Acute and subacute physiological and histological studies of the central nervous system after intrathecal gadolinium injection in the anesthetized rat.

Abstract

To determine the acute physiological and subacute neurohistological effects of gadopentetate dimeglumine (GdD) administered intrathecally. Twenty-four rats were separated into two study groups. In the first group, the acute effects of intrathecal GdD on cortical electroencephalographic activity, renal sympathetic nerve activity, arterial blood pressure, and heart rate were determined. In the second group, histological evaluation of the neural tissues was performed 10 days after treatment.
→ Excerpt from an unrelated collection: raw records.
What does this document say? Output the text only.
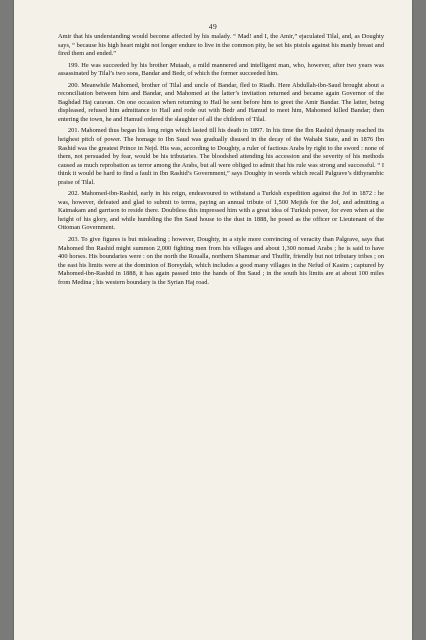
49

Amir that his understanding would become affected by his malady. “ Mad! and I, the Amir,” ejaculated Tilal, and, as Doughty says, “ because his high heart might not longer endure to live in the common pity, he set his pistols against his manly breast and fired them and ended.”

199. He was succeeded by his brother Mutaab, a mild mannered and intelligent man, who, however, after two years was assassinated by Tilal’s two sons, Bandar and Bedr, of which the former succeeded him.

200. Meanwhile Mahomed, brother of Tilal and uncle of Bandar, fled to Riadh. Here Abdullah-ibn-Saud brought about a reconciliation between him and Bandar, and Mahomed at the latter’s invitation returned and became again Governor of the Baghdad Haj caravan. On one occasion when returning to Hail he sent before him to greet the Amir Bandar. The latter, being displeased, refused him admittance to Hail and rode out with Bedr and Hamud to meet him, Mahomed killed Bandar; then entering the town, he and Hamud ordered the slaughter of all the children of Tilal.

201. Mahomed thus began his long reign which lasted till his death in 1897. In his time the Ibn Rashid dynasty reached its heighest pitch of power. The homage to Ibn Saud was gradually disused in the decay of the Wahabi State, and in 1876 Ibn Rashid was the greatest Prince in Nejd. His was, according to Doughty, a ruler of factious Arabs by right to the sword : none of them, not persuaded by fear, would be his tributaries. The bloodshed attending his accession and the severity of his methods caused as much reprobation as terror among the Arabs, but all were obliged to admit that his rule was strong and successful. “ I think it would be hard to find a fault in Ibn Rashid’s Government,” says Doughty in words which recall Palgrave’s dithyrambic praise of Tilal.

202. Mahomed-ibn-Rashid, early in his reign, endeavoured to withstand a Turkish expedition against the Jof in 1872 : he was, however, defeated and glad to submit to terms, paying an annual tribute of 1,500 Mejids for the Jof, and admitting a Kaimakam and garrison to reside there. Doubtless this impressed him with a great idea of Turkish power, for even when at the height of his glory, and while humbling the Ibn Saud house to the dust in 1888, he posed as the officer or Lieutenant of the Ottoman Government.

203. To give figures is but misleading ; however, Doughty, in a style more convincing of veracity than Palgrave, says that Mahomed Ibn Rashid might summon 2,000 fighting men from his villages and about 1,300 nomad Arabs ; he is said to have 400 horses. His boundaries were : on the north the Roualla, northern Shammar and Thuffir, friendly but not tributary tribes ; on the east his limits were at the dominion of Boreydah, which includes a good many villages in the Nefud of Kasim ; captured by Mahomed-ibn-Rashid in 1888, it has again passed into the hands of Ibn Saud ; in the south his limits are at about 100 miles from Medina ; his western boundary is the Syrian Haj road.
In both the physiological and histological studies, a single GdD dose of 2.5 micromol/g brain (10 microL) was administered intrathecally. Control animals were injected intrathecally with the same volume of a sucrose solution that had the same osmolality as GdD. In the physiological study, GdD and sucrose injections elicited no significant change in any of the parameters recorded. In the histologic study, examination revealed two cases of pre-existing chronic spinal cord gliosis; one of these rats also exhibited signs of pre-existing chronic choroid plexus inflammation. No acute or subacute alterations observed could be specifically linked to the intrathecal administration of GdD. Intrathecally administered GdD was accompanied by no significant change in any of the physiologic or histologic parameters examined. Based on the relatively short time interval between GdD treatment and histologic examination, the neural tissue abnormalities (gliosis/inflammation) observed in two animals were judged to be incidental and likely due to prior chronic pre-existing processes such as viral infection. Although additional studies are required to verify the safety and effectiveness of intrathecal GdD in humans, data from the present study in animals provide evidence that when intrathecal GdD is used in doses sufficient to improve MRI of the cerebrospinal fluid compartment, it is likely to be accompanied by a low incidence of acute changes in neural function or structure.